Although it would be fantastic to meet and work with some of the most outstanding scientists in the past, I would choose the future for many reasons. First, I’d love to know how far science has advanced from today, and I’d be looking forward to contributing. And secondly, I’d like to think that in the future, science will have been freed from all the biases we have sadly been dragging until today: gender, ethnicity, wealth and so on. I wish everyone who wanted to be a scientist could have enough opportunities, regardless of their background.
How would your colleagues describe you?
I think they would describe me as a reserved and quiet person. A bit eccentric sometimes, too, but friendly and always willing to help!
What would you like to add to the phrase “finally solved”?
Until we pose the next question.
What preconceived idea about scientists you think has some truth in it? And which one is totally wrong?
I think that the idea of scientists being a bit crazy might have some truth in it. Many discoveries that have been made until today wouldn’t have been possible if someone hadn’t put their crazy ideas and theories to the test. On the other hand, I believe that the concept of all scientists being serious and boring is entirely wrong. I think I have more than enough sample size to prove it!
What has been your best failure?
Not learning how to say no to others out of fear of disappointing them.
The best advice you have been given.
Don’t let others decide what’s best for you. You should write your own destiny.
Tell us your favourite scientific quote or scientific joke.
I really like a quote from Lewis Wolpert, which is pretty well-known within the developmental biology field: “It is not birth, marriage, or death, but gastrulation which is truly the most important time in your life“.

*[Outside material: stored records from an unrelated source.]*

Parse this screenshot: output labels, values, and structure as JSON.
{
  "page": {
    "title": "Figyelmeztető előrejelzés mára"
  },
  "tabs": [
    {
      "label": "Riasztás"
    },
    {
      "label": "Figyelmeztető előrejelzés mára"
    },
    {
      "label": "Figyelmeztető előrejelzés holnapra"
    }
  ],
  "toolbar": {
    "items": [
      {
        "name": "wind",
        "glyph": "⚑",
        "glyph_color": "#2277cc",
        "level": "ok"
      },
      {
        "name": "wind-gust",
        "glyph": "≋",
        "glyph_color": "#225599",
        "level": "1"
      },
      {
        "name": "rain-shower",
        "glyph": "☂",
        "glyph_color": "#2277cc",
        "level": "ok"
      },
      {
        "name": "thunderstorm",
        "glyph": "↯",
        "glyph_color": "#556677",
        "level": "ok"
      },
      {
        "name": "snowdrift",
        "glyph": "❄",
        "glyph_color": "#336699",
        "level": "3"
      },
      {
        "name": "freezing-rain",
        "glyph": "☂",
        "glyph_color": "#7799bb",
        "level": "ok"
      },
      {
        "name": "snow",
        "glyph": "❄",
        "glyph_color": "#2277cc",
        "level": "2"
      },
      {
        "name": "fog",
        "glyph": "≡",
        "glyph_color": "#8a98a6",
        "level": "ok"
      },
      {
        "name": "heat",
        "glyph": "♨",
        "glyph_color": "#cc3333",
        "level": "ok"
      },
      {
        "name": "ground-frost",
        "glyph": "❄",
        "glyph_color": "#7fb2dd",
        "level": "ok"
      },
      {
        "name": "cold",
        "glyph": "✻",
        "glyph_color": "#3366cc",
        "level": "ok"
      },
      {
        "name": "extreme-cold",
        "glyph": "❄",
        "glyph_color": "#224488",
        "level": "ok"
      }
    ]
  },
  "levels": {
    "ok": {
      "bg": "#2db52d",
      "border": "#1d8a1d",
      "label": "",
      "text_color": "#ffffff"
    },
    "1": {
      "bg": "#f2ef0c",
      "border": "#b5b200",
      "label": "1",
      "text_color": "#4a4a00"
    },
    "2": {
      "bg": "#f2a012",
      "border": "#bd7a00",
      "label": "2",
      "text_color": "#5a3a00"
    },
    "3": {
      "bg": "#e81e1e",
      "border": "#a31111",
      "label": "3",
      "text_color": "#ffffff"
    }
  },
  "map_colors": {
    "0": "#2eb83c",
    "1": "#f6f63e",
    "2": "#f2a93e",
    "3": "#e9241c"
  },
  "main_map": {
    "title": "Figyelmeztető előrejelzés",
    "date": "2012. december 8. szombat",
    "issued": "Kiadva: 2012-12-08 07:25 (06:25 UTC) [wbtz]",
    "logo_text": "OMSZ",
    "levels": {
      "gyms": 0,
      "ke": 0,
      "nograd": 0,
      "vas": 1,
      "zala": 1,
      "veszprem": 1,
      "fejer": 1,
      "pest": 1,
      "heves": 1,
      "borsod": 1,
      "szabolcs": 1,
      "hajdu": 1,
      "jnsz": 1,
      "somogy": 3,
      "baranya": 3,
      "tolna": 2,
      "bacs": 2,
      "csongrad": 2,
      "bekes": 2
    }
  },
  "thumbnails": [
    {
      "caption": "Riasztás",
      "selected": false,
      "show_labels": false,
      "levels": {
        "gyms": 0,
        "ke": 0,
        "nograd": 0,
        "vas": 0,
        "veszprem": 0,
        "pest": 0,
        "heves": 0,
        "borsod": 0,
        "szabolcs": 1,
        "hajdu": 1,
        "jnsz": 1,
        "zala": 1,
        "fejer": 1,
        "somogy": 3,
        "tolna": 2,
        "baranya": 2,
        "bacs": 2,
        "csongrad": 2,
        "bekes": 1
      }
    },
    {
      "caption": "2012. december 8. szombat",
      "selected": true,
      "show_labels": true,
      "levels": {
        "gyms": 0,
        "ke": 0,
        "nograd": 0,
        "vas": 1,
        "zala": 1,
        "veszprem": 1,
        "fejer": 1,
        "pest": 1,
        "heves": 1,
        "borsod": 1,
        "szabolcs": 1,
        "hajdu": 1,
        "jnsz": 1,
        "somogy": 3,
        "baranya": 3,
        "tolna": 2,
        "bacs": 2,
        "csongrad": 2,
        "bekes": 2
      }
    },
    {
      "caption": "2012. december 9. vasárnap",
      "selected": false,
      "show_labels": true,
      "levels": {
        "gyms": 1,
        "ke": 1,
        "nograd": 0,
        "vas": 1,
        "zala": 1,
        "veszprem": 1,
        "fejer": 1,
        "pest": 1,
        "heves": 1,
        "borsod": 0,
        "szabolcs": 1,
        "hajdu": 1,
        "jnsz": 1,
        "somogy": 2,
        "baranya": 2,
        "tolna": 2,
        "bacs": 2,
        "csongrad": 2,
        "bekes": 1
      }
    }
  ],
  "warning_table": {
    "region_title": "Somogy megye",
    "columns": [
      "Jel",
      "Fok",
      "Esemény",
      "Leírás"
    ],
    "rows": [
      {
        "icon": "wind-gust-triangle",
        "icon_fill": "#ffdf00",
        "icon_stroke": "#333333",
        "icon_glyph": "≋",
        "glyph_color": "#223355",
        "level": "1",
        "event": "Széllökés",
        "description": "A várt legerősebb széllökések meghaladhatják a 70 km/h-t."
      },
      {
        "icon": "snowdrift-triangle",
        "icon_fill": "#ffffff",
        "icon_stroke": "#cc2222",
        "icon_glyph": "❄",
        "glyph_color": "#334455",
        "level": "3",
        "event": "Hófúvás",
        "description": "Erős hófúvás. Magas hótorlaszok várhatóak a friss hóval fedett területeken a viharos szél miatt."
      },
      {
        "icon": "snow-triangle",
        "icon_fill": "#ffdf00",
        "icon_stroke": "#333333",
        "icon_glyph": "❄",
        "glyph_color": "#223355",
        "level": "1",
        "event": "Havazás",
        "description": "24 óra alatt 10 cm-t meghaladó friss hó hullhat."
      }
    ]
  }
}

Who is your favourite scientist and why?
Lynn Margulis. She proposed the theory of endosymbiosis, which at the time was a very radical idea that many scientists refused to give validity to and even ridiculed in some cases. I admire her for her perseverance, strong willpower and for fighting for her ideas despite all the voices telling her how wrong and crazy they were. I believe the world needs more people like her who aren’t afraid of coming up with ‘crazy’ ideas, in science and every other discipline.
Can you please recommend…
The Wind-Up Bird Chronicle from Haruki Murakami.
Anything from Blaumut.
Frida Kahlo and Buster Keaton.
A film or documentary:
Millennium actress from Satoshi Kon.
An interesting YouTube channel:
A digital communication medium on any subject:
‘El descampao‘ podcast.
Thank you so much Nerea and good luck with your thesis!